Karb se tomó su tiempo en admirarla, su factura era excelente, magistral. Se trataba de una gran espada de batalla, tan alta como un hombre (al menos casi tanto como Karb, que entonces medía metro ochenta), de filo ancho y larga empuñadura. A pesar de su enorme tamaño y sólido aspecto, no resultaba especialmente pesada estando además perfectamente equilibrada. En la hoja estaban inscritas unas runas que el bárbaro no entendía, pero que sabía decían algo importante.
Aquella era una espada de reyes, con toda seguridad forjada por los zwars cuando aún habitaban sus Fortalezas, utilizada para acabar con una bestia que hubiese sido imposible de matar de otro modo. Y Corm le había guiado hasta ella.

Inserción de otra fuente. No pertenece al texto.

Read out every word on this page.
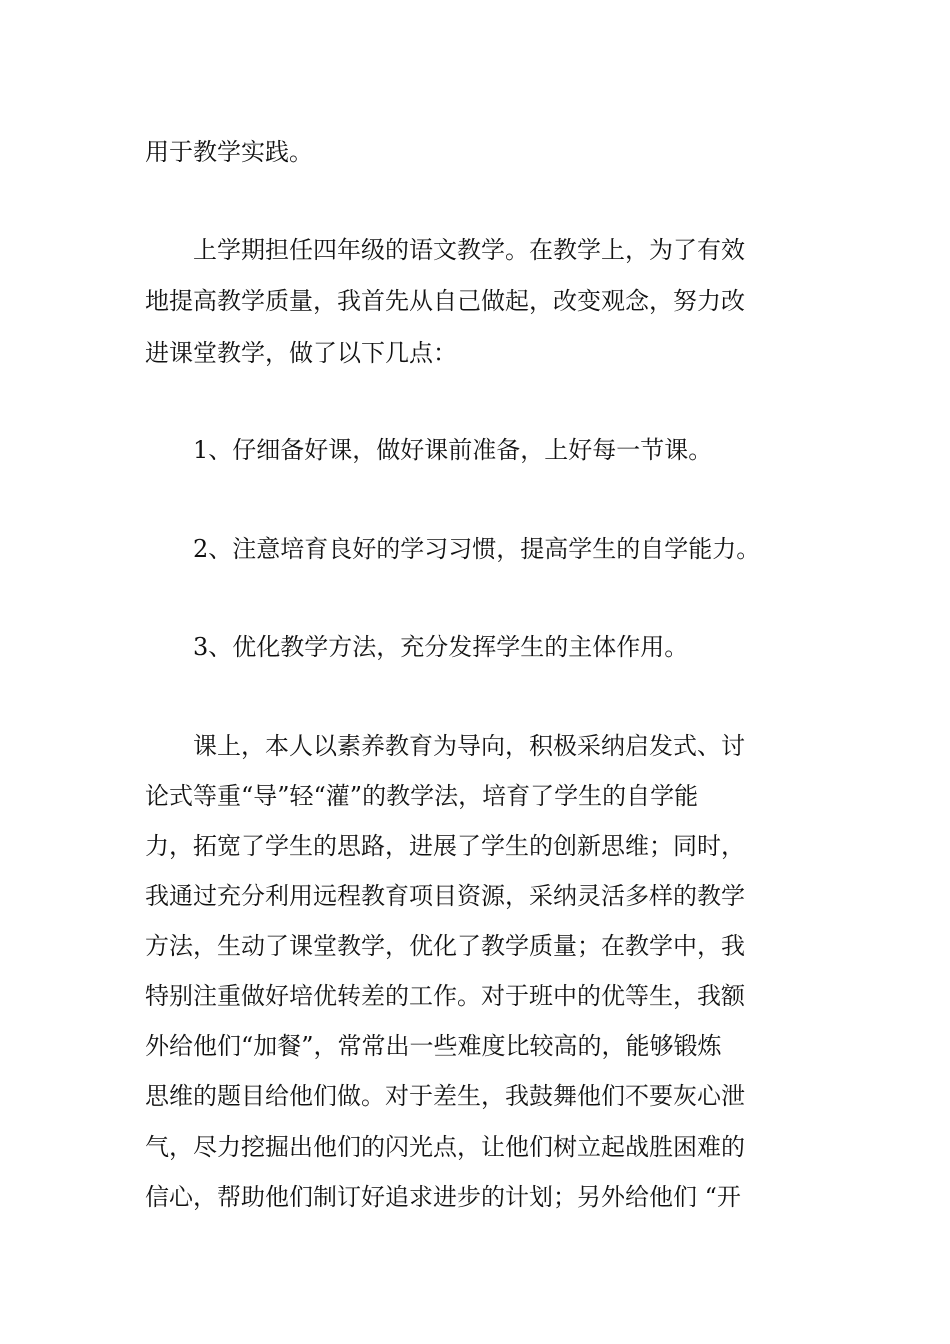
用于教学实践。
上学期担任四年级的语文教学。在教学上，为了有效
地提高教学质量，我首先从自己做起，改变观念，努力改
进课堂教学，做了以下几点：
1、仔细备好课，做好课前准备，上好每一节课。
2、注意培育良好的学习习惯，提高学生的自学能力。
3、优化教学方法，充分发挥学生的主体作用。
课上，本人以素养教育为导向，积极采纳启发式、讨
论式等重“导”轻“灌”的教学法，培育了学生的自学能
力，拓宽了学生的思路，进展了学生的创新思维；同时，
我通过充分利用远程教育项目资源，采纳灵活多样的教学
方法，生动了课堂教学，优化了教学质量；在教学中，我
特别注重做好培优转差的工作。对于班中的优等生，我额
外给他们“加餐”，常常出一些难度比较高的，能够锻炼
思维的题目给他们做。对于差生，我鼓舞他们不要灰心泄
气，尽力挖掘出他们的闪光点，让他们树立起战胜困难的
信心，帮助他们制订好追求进步的计划；另外给他们 “开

Con lágrimas en los ojos se arrodilló y agradeció al Amo de las Cumbres, al Poderoso, al Trueno Inmortal el hallazgo.
Un rugido a su espalda fue todo el aviso que recibió, y todo lo que necesitaba. De un hábil salto rodó hacia delante y puso su nueva espada en guardia. Él suelo tembló cuando el monstruo aterrizó donde escasos momentos antes se había encontrado el chico bárbaro. Frente a él, mirándole con ojos agudos y relamiéndose con glotonería, la mayor bestia (si no la más peligrosa) que uno pudiera toparse en Valle: un Dienteespada.